Coating techniques such as spraying, vapor deposition, and sherin couple tubes can be used.

Further, the thickness of this coating layer has a profiling effect from 0.5 to 5 times the roughness of the rough surface, but is preferably in the range of 1 to 3 times, as this further improves the profiling effect. Also, if the thickness is 5 times or more, the surface material will be more susceptible to scratches, etc., and after long-term use, each crack in the surface layer will result in only a surface layer 4 to 5 times the thickness remaining on the reeler. It happens.

As described above, the present invention provides a coating layer on a substrate having surface roughness and has the elongation rate and tensile elastic constant as described above, so that the surface coating layer has durability due to plastic deformation. This solves the conventional drawbacks of the rotor being deteriorated and peeling off from the substrate.Furthermore, the present invention can provide a rotary body that is highly durable and has an excellent tracing effect on the support material, and a fixing device having the same. The fixable pressure state of the toner particles can be reduced to a light pressure, and unevenness formed by the support material or the like can be absorbed by the rotating body, and uniform pressure can be applied to the toner particles to achieve good fixing. In addition, it is possible to provide a fixing device that performs fixing with a relatively light linear pressure of 20 It/- or less, which eliminates the conventional pressure that causes paper to curl or paper with a glossy surface to become transparent as described above. It is now possible to provide a fixing device that eliminates the drawbacks of the fixing device.

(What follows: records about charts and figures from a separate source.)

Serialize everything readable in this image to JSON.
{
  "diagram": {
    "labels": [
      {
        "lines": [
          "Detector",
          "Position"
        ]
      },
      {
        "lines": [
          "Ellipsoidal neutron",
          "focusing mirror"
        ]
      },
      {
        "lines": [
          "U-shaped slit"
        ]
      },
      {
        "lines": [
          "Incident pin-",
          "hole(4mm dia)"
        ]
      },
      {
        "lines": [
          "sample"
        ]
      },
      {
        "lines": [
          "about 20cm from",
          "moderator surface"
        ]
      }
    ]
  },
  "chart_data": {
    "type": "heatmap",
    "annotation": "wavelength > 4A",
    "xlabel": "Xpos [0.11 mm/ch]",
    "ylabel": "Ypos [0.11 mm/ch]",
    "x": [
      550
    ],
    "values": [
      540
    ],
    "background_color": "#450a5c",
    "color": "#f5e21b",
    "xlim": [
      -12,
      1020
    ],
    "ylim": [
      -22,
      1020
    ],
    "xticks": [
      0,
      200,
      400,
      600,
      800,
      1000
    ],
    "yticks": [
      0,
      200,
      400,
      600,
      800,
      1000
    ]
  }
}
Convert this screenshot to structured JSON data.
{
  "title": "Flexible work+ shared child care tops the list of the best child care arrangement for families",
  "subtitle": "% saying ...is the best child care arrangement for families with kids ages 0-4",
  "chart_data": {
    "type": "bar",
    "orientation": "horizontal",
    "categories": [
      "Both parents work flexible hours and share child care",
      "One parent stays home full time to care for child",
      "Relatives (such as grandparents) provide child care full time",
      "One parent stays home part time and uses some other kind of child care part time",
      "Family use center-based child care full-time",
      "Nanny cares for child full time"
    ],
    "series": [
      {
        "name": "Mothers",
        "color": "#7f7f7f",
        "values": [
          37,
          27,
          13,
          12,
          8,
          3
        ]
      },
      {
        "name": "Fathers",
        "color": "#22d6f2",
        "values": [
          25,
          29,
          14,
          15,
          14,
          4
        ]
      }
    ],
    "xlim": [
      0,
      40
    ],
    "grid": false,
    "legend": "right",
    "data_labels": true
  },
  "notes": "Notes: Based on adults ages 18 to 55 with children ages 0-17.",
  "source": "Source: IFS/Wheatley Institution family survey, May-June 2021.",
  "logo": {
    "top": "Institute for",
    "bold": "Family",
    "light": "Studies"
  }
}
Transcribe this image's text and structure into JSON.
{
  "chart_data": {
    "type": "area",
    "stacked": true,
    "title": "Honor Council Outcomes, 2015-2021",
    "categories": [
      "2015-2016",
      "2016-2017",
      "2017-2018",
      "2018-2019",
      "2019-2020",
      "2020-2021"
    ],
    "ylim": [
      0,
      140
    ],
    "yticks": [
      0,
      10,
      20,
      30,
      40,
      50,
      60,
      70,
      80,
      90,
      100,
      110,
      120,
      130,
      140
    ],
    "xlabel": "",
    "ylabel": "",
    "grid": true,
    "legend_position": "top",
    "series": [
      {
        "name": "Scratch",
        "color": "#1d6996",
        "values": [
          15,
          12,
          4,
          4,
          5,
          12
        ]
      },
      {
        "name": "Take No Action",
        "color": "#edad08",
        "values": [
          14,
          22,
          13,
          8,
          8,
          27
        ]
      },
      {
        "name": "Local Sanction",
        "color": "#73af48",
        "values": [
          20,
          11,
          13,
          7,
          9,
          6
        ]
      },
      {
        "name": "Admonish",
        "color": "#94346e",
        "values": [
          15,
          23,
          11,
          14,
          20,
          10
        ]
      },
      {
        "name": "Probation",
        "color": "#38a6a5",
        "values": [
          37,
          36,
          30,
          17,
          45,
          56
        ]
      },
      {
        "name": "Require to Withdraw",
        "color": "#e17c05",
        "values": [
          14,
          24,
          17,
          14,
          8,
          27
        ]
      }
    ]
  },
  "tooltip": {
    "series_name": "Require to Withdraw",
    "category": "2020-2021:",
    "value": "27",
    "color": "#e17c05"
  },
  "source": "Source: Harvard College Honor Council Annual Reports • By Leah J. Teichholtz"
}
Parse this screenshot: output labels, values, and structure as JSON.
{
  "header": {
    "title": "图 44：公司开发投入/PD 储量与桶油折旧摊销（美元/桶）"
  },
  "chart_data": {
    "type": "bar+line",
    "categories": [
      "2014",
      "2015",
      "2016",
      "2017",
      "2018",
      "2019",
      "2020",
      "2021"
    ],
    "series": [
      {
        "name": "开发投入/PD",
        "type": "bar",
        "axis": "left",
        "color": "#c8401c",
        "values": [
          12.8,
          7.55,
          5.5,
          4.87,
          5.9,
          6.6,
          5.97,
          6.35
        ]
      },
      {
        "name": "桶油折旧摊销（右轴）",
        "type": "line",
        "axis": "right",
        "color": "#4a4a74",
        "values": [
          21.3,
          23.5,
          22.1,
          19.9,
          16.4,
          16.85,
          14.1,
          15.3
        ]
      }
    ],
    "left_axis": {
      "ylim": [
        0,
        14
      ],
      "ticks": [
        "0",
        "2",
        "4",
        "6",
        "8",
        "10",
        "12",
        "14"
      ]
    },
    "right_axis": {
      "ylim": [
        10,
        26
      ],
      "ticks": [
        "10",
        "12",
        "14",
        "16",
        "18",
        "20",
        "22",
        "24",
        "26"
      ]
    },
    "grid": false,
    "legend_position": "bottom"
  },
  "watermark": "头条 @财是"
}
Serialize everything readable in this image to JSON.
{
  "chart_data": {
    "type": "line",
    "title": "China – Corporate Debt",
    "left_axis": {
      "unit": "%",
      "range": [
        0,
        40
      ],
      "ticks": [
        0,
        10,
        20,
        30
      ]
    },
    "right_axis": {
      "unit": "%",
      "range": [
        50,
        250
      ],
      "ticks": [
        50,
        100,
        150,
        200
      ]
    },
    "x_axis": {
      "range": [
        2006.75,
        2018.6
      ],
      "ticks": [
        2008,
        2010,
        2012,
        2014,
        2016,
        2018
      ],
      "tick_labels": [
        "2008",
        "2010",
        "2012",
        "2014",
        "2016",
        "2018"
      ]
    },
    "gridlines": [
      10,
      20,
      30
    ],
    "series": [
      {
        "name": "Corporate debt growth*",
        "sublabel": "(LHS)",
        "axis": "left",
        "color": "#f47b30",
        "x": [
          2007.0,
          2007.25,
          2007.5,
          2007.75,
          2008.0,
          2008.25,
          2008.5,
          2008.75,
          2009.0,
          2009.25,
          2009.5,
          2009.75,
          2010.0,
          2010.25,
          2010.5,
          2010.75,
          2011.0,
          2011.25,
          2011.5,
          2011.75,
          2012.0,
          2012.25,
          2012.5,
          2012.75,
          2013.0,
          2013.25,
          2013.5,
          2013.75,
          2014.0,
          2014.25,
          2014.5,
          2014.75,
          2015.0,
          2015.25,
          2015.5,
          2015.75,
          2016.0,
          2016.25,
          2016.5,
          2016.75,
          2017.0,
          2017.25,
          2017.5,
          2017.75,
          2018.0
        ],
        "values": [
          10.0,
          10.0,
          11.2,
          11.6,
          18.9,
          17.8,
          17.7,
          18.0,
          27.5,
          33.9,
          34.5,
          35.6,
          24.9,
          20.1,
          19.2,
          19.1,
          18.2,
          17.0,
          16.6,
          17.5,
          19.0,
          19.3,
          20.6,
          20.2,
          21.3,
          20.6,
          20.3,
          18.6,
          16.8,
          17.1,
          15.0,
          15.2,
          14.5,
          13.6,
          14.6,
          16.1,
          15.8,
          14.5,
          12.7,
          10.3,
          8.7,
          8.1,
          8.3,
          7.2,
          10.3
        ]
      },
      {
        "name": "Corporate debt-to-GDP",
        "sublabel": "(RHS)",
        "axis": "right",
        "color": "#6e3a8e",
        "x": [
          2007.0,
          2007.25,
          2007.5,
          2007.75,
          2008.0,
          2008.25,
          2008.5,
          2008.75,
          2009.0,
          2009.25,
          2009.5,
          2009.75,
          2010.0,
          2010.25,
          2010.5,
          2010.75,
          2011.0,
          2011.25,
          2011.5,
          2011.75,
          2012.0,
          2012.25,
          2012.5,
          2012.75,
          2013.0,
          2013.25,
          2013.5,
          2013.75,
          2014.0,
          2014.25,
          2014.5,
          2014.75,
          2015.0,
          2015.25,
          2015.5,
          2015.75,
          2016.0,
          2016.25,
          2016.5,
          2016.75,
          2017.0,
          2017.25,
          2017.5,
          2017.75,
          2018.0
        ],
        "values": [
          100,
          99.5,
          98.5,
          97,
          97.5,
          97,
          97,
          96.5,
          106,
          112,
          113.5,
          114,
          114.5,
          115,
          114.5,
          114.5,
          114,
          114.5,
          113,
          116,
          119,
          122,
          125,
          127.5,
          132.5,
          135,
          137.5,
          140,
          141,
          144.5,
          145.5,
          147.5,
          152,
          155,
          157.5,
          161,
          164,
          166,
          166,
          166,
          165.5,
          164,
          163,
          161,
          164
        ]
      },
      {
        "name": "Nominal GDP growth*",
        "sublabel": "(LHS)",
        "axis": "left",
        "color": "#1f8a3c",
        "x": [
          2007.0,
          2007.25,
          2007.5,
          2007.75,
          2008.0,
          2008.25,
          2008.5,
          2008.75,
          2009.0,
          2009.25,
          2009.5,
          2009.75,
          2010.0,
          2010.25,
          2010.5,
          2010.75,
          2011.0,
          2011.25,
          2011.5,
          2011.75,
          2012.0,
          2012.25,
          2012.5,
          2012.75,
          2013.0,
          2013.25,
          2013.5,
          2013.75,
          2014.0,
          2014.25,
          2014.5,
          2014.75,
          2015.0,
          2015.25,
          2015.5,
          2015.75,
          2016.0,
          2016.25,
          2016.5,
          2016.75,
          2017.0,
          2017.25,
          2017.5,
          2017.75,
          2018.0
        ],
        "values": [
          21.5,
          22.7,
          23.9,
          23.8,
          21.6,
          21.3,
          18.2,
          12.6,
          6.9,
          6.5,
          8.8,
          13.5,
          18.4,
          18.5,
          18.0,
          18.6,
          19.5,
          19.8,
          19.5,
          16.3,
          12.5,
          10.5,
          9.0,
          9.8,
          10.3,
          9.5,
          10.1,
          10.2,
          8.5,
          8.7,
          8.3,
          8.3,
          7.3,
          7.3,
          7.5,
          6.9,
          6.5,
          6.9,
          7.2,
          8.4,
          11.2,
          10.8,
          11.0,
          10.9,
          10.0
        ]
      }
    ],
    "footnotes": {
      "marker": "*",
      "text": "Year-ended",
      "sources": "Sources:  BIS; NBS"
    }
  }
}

The present invention can also be applied to a heat fixing device, and in this case, it has the same effect as pressure fixing and the effect of reducing the amount of heat.

[Brief explanation of the drawing]

Fig. 1 is a sectional view of a main part of an embodiment of the present invention, Fig. 2 is an explanatory drawing showing the surface roughness of a pressure roller, and Fig. 3 is an enlarged view of a part of Fig. 2. In the explanatory drawings, FIG. 4 is a stress elongation diagram of rubber and plastic. 1 is a pressure roller; is the base, 1. 3 is the nip part (pressing area), 4 pressure rollers, 5 is the support material, 6
Roaring Toner statue.

Claims (1)

Scope of Claims: (1) In a fixing device that transports a supporting material supporting an unfixed image between rotating bodies and fixes the unfixed image onto the supporting material, a rotation having a surface roughness of 0.5 is provided. A fixing device characterized by having a body. (2) The fixing device according to claim 1, wherein the surface-laminated layer has a thickness corresponding to 0.5 to 5 times the surface roughness of the base. (8) The fixing device according to claims 1 and 2, wherein the base has a surface hardness of 200 Hv or more.